Now we have to watch out for this too? It's getting pretty intense.



http://news.cnet.com/8301-27083_3-10391977-247.html

November 5, 2009 7:05 PM PST
Nation prepares for deadly bat virus
by Mark Rutherford Font size Print E-mail Share 3 comments Yahoo! Buzz (Credit: Commonwealth Scientific and Industrial Research Organisation)
Bird flu, swine flu, anthrax; and now add Hendra--a lethal virus that resides in bat urine and horse spit--to the ever increasing list of barnyard threats.

The U.S. and other countries are investing in Hendra virus research because they fear it may be used in biological warfare, Dr. Peter Reid told horse owners and "bat carers" at the Queensland Horse Council Hendra virus conference last week. And Dr. Reid should know--he was the veterinarian involved in the first known Hendra outbreak, which killed prominent Queensland horse trainer Vic Rail and 14 of his horses in 1994.

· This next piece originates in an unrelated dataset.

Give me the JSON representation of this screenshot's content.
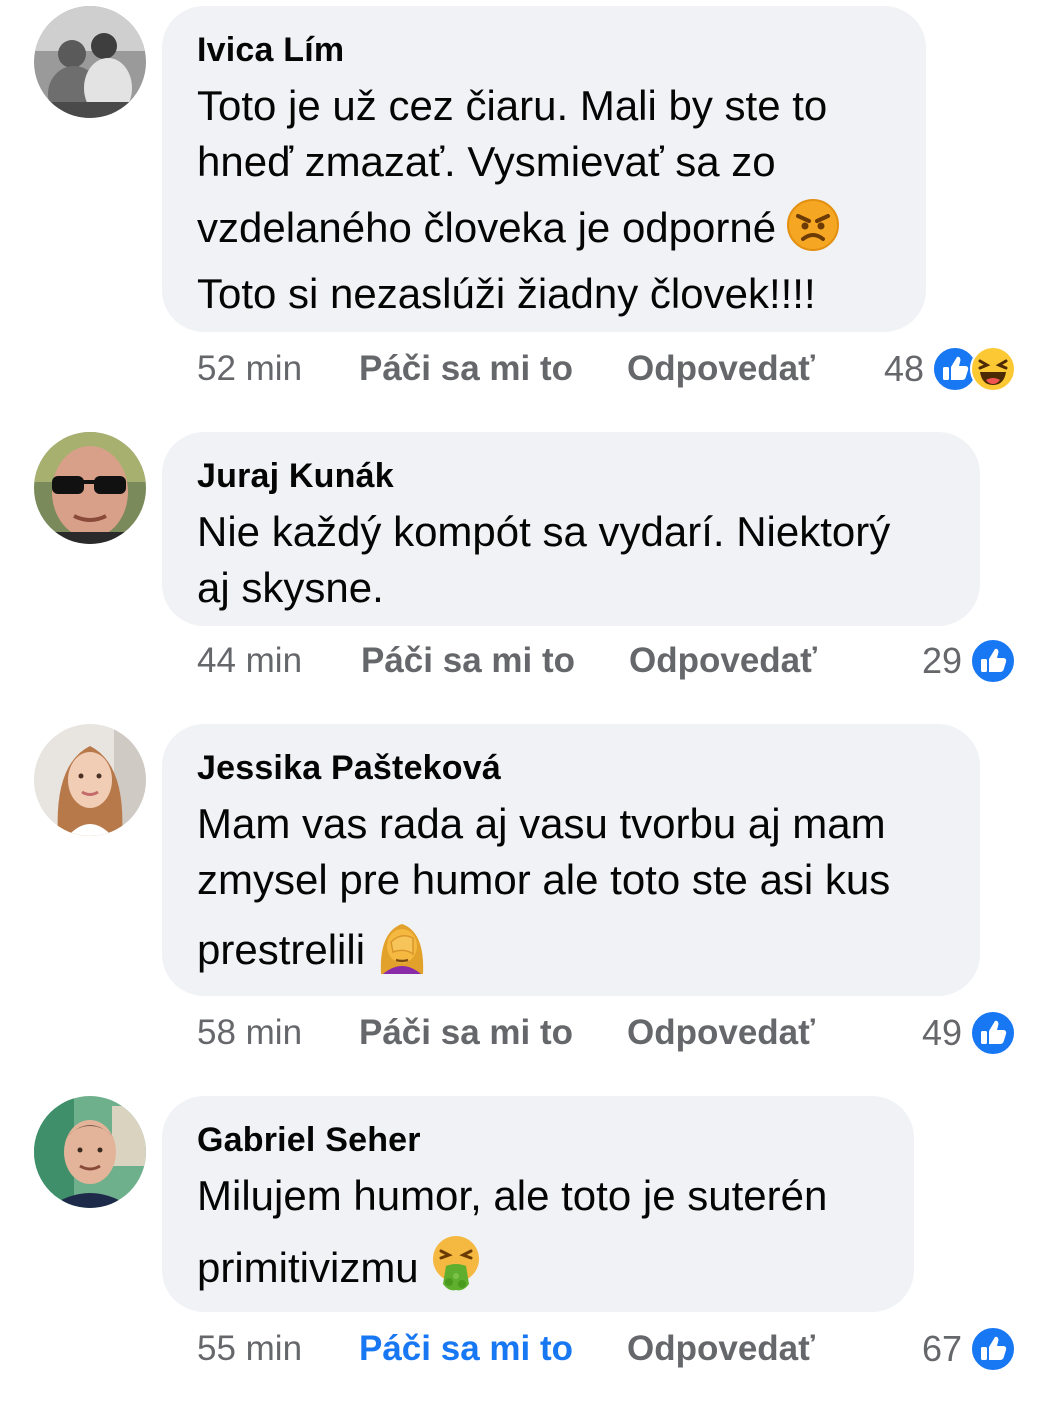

Back then, there was speculation of foul play until the Australian Animal Health Laboratory isolated and identified what it said was a new virus unreported anywhere else in the world.

This bug, along with and its even deadlier relative the Nipah virus, is so virulent it's considered a U.S. homeland security threat. There is no effective treatment or vaccine for Hendra or Nipah. (An Ausie-U.S. team recently developed a serum that protects ferrets exposed to the Nipah virus.) Thankfully, it has to date occurred only in Australia. The latter has killed hundreds in Malaysia, Bangladesh, and India, while the former has downed four out of the seven people infected in Queensland, Australia--a 57 percent mortality rate.(PDF)

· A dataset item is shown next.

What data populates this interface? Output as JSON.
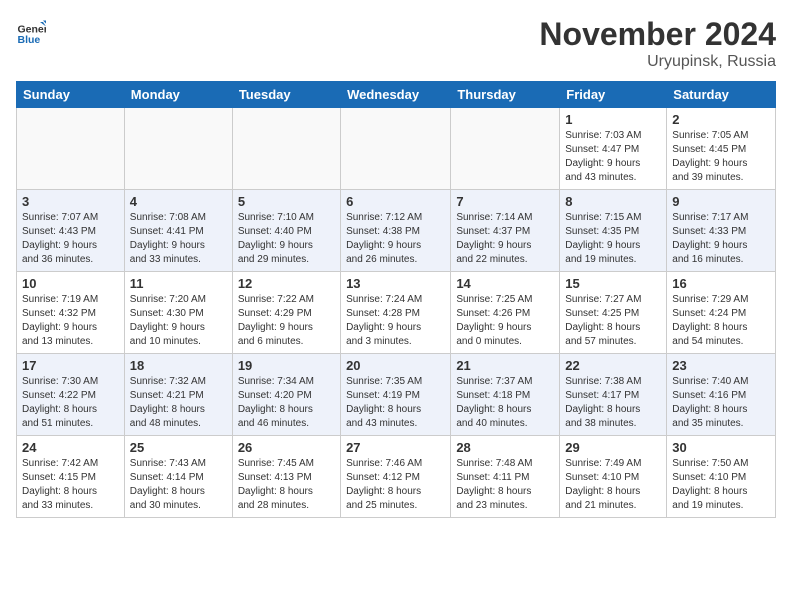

So far it appears that Hendra is transmitted from bats to horses and from horses to humans. Nipah transfers from bats to pigs and from pigs to humans, but there have also been cases of bat to human and human to human transmissions, according to experts. (Again with the swine?)

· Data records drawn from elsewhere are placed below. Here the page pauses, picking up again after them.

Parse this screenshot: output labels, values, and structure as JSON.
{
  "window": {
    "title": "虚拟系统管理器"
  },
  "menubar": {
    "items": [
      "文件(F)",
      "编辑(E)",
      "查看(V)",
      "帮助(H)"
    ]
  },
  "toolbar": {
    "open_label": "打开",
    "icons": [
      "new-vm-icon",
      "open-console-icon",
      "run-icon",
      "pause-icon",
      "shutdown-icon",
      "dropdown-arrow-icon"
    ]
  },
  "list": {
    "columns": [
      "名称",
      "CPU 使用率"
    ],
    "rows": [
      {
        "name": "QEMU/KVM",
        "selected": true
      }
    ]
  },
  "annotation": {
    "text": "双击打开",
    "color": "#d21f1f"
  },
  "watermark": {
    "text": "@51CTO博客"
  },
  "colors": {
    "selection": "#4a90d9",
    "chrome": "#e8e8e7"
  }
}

Still, although contained for now Down Under, it's one of the top items to justify a new $575 million National Bio and Agro-Defense Facility Kansas State University campus in Manhattan, Kansas.

The new facility would replace the Plum Island Animal Disease Center and would be dedicated to the research of "high-consequence biological threats involving zoonotic and foreign animal diseases."

Specifically, the new facility would provide a BSL-4 level space, which affords the protection necessary for researchers to study life-threatening microorganisms like Nipah and Hendra for which there is no known vaccine or therapy.

So, apart from the $575 million tab, is there reason for concern?